É bastante comum ouvir falar sobre a experiência. A experiência profissional, a experiência de vida, a experiência como estatuto de autoridade. Resta saber o que é essa experiência. Deixo já aqui a conclusão a que quero chegar: a experiência são experiências.
Fala-se de experiência da vida como aquela que permite dar lições. Alguém que viveu o suficiente para ser levado a sério, como uma autoridade. A experiência confunde-se, então, com a vida, e mesmo com o trabalho. Há uma espécie de ascetismo popular que é automático pelo passar do tempo. A imagem do ancião.

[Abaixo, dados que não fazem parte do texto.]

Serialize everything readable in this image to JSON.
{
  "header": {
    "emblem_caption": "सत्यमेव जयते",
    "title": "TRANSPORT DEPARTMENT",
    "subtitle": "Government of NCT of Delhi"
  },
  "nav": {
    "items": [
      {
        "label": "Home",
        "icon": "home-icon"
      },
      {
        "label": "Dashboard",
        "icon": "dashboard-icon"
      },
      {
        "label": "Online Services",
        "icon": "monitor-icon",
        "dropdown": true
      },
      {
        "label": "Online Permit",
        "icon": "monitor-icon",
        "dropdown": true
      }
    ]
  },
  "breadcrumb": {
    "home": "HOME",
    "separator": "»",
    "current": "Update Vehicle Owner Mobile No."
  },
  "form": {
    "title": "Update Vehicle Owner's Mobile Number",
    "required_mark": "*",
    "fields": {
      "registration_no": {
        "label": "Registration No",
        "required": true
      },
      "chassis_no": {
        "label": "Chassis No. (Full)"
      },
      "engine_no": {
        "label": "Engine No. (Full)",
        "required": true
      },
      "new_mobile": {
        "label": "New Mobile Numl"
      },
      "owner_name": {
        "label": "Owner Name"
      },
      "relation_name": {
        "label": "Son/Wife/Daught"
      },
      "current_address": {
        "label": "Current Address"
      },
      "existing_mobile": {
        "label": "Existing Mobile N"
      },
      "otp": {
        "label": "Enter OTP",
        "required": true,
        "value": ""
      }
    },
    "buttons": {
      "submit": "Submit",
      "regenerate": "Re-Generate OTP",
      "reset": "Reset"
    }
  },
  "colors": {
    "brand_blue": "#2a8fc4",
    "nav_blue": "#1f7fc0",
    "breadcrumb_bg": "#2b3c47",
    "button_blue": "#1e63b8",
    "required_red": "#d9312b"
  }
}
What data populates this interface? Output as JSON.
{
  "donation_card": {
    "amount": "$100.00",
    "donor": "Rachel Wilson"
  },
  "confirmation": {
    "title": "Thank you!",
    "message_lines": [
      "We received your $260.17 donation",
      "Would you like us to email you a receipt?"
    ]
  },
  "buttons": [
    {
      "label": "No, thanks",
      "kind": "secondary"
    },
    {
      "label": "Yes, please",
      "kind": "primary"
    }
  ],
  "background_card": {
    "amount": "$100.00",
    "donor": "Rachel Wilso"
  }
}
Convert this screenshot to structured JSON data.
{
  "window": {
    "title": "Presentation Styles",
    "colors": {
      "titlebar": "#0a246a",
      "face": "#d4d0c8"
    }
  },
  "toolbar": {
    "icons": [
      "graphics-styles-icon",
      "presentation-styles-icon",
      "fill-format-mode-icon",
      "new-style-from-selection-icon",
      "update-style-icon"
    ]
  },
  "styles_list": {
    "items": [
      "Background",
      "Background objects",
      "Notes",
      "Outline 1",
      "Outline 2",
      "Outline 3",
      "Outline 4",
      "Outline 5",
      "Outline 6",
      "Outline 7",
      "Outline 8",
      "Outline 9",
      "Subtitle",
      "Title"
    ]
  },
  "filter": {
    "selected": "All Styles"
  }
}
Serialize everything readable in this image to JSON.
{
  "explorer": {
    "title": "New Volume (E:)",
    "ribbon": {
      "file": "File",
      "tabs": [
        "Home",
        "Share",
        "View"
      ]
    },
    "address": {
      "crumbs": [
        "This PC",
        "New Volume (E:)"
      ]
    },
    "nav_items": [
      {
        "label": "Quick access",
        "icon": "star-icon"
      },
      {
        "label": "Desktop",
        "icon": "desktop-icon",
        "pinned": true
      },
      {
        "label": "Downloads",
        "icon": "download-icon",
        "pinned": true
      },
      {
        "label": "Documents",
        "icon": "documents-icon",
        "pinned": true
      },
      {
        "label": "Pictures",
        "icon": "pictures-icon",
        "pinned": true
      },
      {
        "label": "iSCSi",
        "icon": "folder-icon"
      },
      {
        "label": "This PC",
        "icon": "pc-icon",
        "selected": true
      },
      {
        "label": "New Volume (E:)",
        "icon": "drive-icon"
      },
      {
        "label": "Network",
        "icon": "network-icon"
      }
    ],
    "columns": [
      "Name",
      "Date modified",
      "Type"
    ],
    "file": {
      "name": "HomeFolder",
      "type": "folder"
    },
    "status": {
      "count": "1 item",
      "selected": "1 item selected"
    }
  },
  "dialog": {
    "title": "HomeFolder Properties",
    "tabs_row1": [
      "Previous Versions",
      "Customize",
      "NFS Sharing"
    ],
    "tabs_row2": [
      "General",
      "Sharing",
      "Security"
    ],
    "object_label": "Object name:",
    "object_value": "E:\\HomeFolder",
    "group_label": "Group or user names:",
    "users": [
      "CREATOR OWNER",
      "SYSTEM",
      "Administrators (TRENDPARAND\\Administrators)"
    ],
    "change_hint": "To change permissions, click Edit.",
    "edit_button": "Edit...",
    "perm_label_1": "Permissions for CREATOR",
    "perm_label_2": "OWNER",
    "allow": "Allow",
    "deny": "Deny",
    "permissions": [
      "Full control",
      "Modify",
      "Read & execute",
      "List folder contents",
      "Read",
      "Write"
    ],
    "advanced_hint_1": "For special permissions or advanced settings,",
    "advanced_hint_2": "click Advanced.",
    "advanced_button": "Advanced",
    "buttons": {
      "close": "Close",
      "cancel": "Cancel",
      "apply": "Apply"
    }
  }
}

Procuramo-lo para orientar a nossa vida, desde conselhos sobre decisões a tomar, até à melhor altura para semear batatas.
No nosso quotidiano, pelo menos para um jovem em busca de trabalho, a “experiência” aparece mais frequentemente ligada a uma expectativa da entidade empregadora, no sentido de recorrer ao trabalho de alguém já com garantia de qualidade.
Nestes casos fica evidente o óbvio: a experiência é um atributo positivo, algo a honrar e privilegiar.
Mas como pode esta concepção sobreviver a tantas contradições? Vejamos algumas.
Se é uma honra a experiência de uma vida, porque é que os nossos idosos são marginalizados pela sociedade, vistos muitas vezes como inúteis? Como é que as empresas querem contratar jovens com formação, mas exige terem experiência, quando estão na altura do primeiro emprego? Vamos adiante. Qual a autoridade de um ancião pescador em relação à agricultura? Porque vemos com maus olhos que um filho de político seja político, mas com naturalidade que o filho de sapateiro seja sapateiro? Como conjugamos a experiência com as mudanças tecnologias, pode um agricultor de 40 anos ser mais experiente nas metodologias que um ancião? Porque a cultura popular valoriza a experiência manual e despreza o que entende como teórico? Talvez a maior, como podemos usar a experiência como justificar para impedir que se outro ganhe experiência?
Aquilo que me parece ficar desde logo evidente nestas provocações é o que adiante logo no início: não podemos falar de experiência sem experiências.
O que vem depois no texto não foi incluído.